里村一成, 川村 孝, うがいによる風邪の予防効果. Medical Practice, 23(8):1460-1461, 2006.

と、あります。

水とイソジン系のうがい薬との差はないものの、うがいをすると何もしない人たちよりも、風邪をひきにくいことが分かったんですね。

インフルエンザにうがいの効果はある?

上記の研究は、風邪を引いたかどうかを調べたもので、インフルエンザについて調査をしたものではありません。

厚生労働省のHPにも、「インフルエンザにかからないために」すべき対処法のなかに、うがいは含まれていません。その効果が認められていないのです。

うがいは、ただの風邪には効果があるけれど、インフルエンザには効果がない。これはなぜでしょうか。

 




インフルエンザウイルスは、すぐに細胞内へ入ってしまう?

よく知られているように、インフルエンザはものすごく感染力が強いウイルスです。

喉や気道に付着すると、20分以内に細胞内に取り込まれ、インフルエンザを発症します。

インフルエンザウイルスを吸い込んでから、20分以内にうがいをしよう!なんて、無理ですものね((+_+))。

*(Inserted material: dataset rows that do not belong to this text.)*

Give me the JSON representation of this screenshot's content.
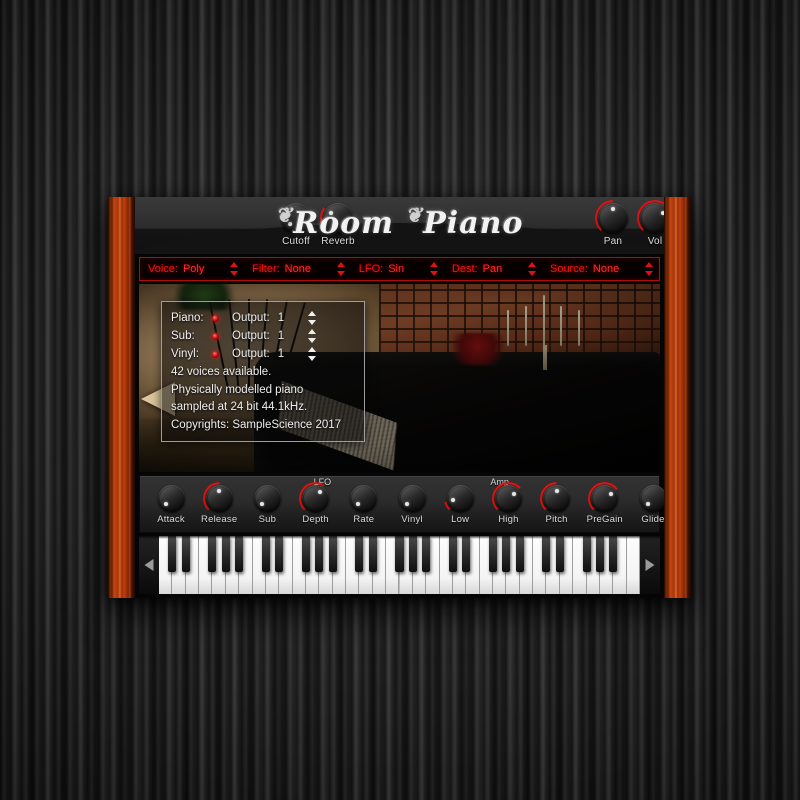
{
  "window": {
    "title": "Room Piano",
    "logo_word1": "Room",
    "logo_word2": "Piano"
  },
  "colors": {
    "accent_red": "#e01212",
    "led_red": "#ff2b2b",
    "wood_orange": "#d84a12",
    "panel_dark": "#2b2b2b",
    "text_light": "#efefef"
  },
  "top_knobs": [
    {
      "label": "Cutoff",
      "value": 0,
      "arc": false
    },
    {
      "label": "Reverb",
      "value": 30,
      "arc": true
    },
    {
      "label": "Pan",
      "value": 50,
      "arc": true
    },
    {
      "label": "Vol",
      "value": 72,
      "arc": true
    }
  ],
  "selector_bar": [
    {
      "name": "voice",
      "label": "Voice:",
      "value": "Poly"
    },
    {
      "name": "filter",
      "label": "Filter:",
      "value": "None"
    },
    {
      "name": "lfo",
      "label": "LFO:",
      "value": "Sin"
    },
    {
      "name": "dest",
      "label": "Dest:",
      "value": "Pan"
    },
    {
      "name": "source",
      "label": "Source:",
      "value": "None"
    }
  ],
  "info_panel": {
    "rows": [
      {
        "label": "Piano:",
        "led": "on",
        "output_label": "Output:",
        "output_value": "1"
      },
      {
        "label": "Sub:",
        "led": "on",
        "output_label": "Output:",
        "output_value": "1"
      },
      {
        "label": "Vinyl:",
        "led": "on",
        "output_label": "Output:",
        "output_value": "1"
      }
    ],
    "lines": [
      "42 voices available.",
      "Physically modelled piano",
      "sampled at 24 bit 44.1kHz.",
      "Copyrights: SampleScience 2017"
    ]
  },
  "bottom_section_labels": [
    {
      "name": "lfo-group",
      "text": "LFO"
    },
    {
      "name": "amp-group",
      "text": "Amp"
    }
  ],
  "bottom_knobs": [
    {
      "label": "Attack",
      "value": 0,
      "arc": false
    },
    {
      "label": "Release",
      "value": 50,
      "arc": true
    },
    {
      "label": "Sub",
      "value": 0,
      "arc": false
    },
    {
      "label": "Depth",
      "value": 62,
      "arc": true
    },
    {
      "label": "Rate",
      "value": 0,
      "arc": false
    },
    {
      "label": "Vinyl",
      "value": 0,
      "arc": false
    },
    {
      "label": "Low",
      "value": 12,
      "arc": true
    },
    {
      "label": "High",
      "value": 68,
      "arc": true
    },
    {
      "label": "Pitch",
      "value": 50,
      "arc": true
    },
    {
      "label": "PreGain",
      "value": 70,
      "arc": true
    },
    {
      "label": "Glide",
      "value": 0,
      "arc": false
    }
  ],
  "keyboard": {
    "prev_arrow": "◀",
    "next_arrow": "▶",
    "white_key_count": 36
  },
  "preset_prev_arrow": "◀"
}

そう考えると、インフルエンザを予防するためには、うがいはそれほど効果はなく、手洗いやマスクなどが有効なようです。

緑茶うがいが効果的

しかし、水でなく、緑茶のうがいではインフルエンザの発症が抑えられたという調査結果もあります。

緑茶に含まれるカテキンには抗菌、抗ウイルス作用があり、インフルエンザだけなくさまざまなウイルスによる感染症に効果を発揮することは、みなさんもご存知の通り。

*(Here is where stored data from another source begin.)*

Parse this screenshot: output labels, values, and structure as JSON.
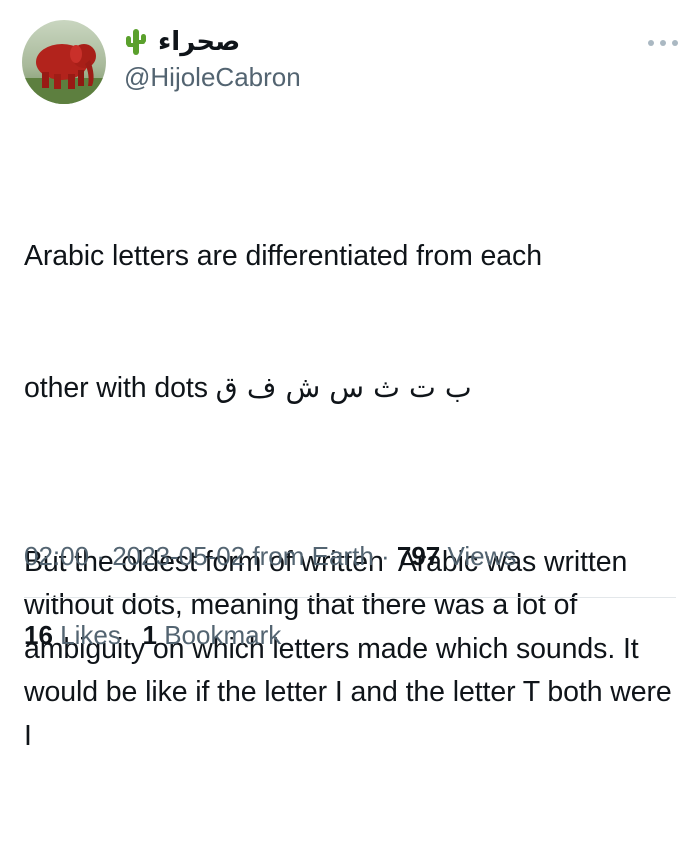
{
  "author": {
    "display_name": "صحراء",
    "handle": "@HijoleCabron",
    "name_emoji": "cactus-icon"
  },
  "tweet": {
    "line1": "Arabic letters are differentiated from each",
    "line2_prefix": "other with dots ",
    "line2_arabic": "ب ت ث س ش ف ق",
    "paragraph2": "But the oldest form of written  Arabic was written without dots, meaning that there was a lot of ambiguity on which letters made which sounds. It would be like if the letter I and the letter T both were I"
  },
  "meta": {
    "time": "02:00",
    "separator": " · ",
    "date": "2023-05-02",
    "source": " from Earth",
    "separator2": " · ",
    "views_count": "797",
    "views_label": " Views"
  },
  "stats": {
    "likes_count": "16",
    "likes_label": " Likes",
    "bookmarks_count": "1",
    "bookmarks_label": "Bookmark"
  },
  "colors": {
    "text_primary": "#0f1419",
    "text_secondary": "#536471",
    "divider": "#e3e7ea"
  }
}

静岡県の学校では蛇口から緑茶が出たりするようですが、そんなのは一部限定地域だけ。

水筒を持っていけるならば、水筒には緑茶を入れて持たせたいですね。

うがいできなくても、飲めば効果抜群!

でも、学校や会社でうがいって、なかなか恥ずかしくてできなかったりしますよね。

ご安心ください。うがいじゃなくても、緑茶を飲むことで同じように抗菌、抗ウイルス作用があるんです!

休み時間などにこまめに緑茶を飲んで、風邪予防、インフルエンザ予防しましょう!